At 0048 hours, the base went on full alert. The jamming which had been fogging Yo-do's radar for the past several days had cleared, and in the unaccustomed clarity a number of targets could be made out to the east, crossing into North Korean airspace.
Word was flashed back to Wonsan, and from there to P'yongyang. Uncertainty about American reactions to the Wonsan crisis was now resolved. It was evident now that the Yankees planned to strike at North Korea with a seaborne air strike, similar to the nightmare F-111 raid they'd mounted against Libya in 1986.
Yo-do's main radar arrays tracked the oncoming Americans.

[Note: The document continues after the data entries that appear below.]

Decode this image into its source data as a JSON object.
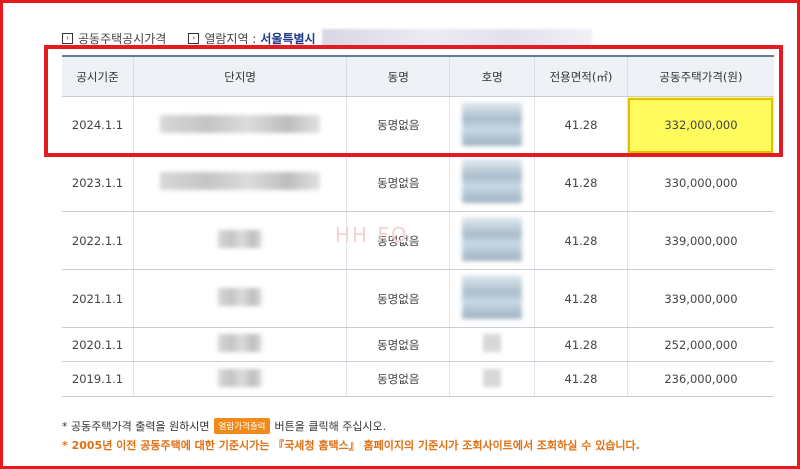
{
  "breadcrumb": {
    "item1": "공동주택공시가격",
    "item2_label": "열람지역 :",
    "item2_value": "서울특별시"
  },
  "table": {
    "headers": [
      "공시기준",
      "단지명",
      "동명",
      "호명",
      "전용면적(㎡)",
      "공동주택가격(원)"
    ],
    "rows": [
      {
        "date": "2024.1.1",
        "dong": "동명없음",
        "area": "41.28",
        "price": "332,000,000"
      },
      {
        "date": "2023.1.1",
        "dong": "동명없음",
        "area": "41.28",
        "price": "330,000,000"
      },
      {
        "date": "2022.1.1",
        "dong": "동명없음",
        "area": "41.28",
        "price": "339,000,000"
      },
      {
        "date": "2021.1.1",
        "dong": "동명없음",
        "area": "41.28",
        "price": "339,000,000"
      },
      {
        "date": "2020.1.1",
        "dong": "동명없음",
        "area": "41.28",
        "price": "252,000,000"
      },
      {
        "date": "2019.1.1",
        "dong": "동명없음",
        "area": "41.28",
        "price": "236,000,000"
      }
    ]
  },
  "watermark": "HH FO",
  "notes": {
    "line1_prefix": "* 공동주택가격 출력을 원하시면",
    "print_button": "열람가격출력",
    "line1_suffix": "버튼을 클릭해 주십시오.",
    "line2": "* 2005년 이전 공동주택에 대한 기준시가는 『국세청 홈택스』 홈페이지의 기준시가 조회사이트에서 조회하실 수 있습니다."
  },
  "colors": {
    "frame_border": "#e8181f",
    "highlight": "#fffb5c",
    "header_bg": "#eef1f6",
    "note_orange": "#e07014",
    "region_blue": "#1e3a8a"
  }
}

The smaller tracking radars used to direct the SAM batteries switched on, picking their targets.
Minutes later death fell, unheralded and unsuspected, from the skies, shredding the concave latticeworks of the Korean radar antennae in the searing detonation of missile warheads, each packing 145 pounds of high explosive.
The HARM AGM-88A had been launched from Navy carrier aircraft against Libyan radar sites in 1986, where it had proved its worth against Qaddafi's SAMs. Each HARM ? A High-speed Anti-Radiation Missile ? was over thirteen feet long and weighed nearly eight hundred pounds. The only weapon ever carried by the Navy's EA-6B electronic warfare Prowler, it had a range of eighty nautical miles and a radar profile so narrow the Korean operators literally never knew what hit them.
Minutes after the destruction of Yo-do's radar eyes, similar outposts on the Kolmo Peninsula, on Sin-do outside of Wonsan Harbor, and on the rugged coasts north and south of Wonsan itself all vanished in savage explosions as their own radar emissions called down the death which hurtled in at nearly Mach 1.
The explosions were still echoing across the waters of Wonsan Harbor when the air armada assembled above the Yonghung Man completed its refueling from orbiting tankers and began descending on the Korean coast.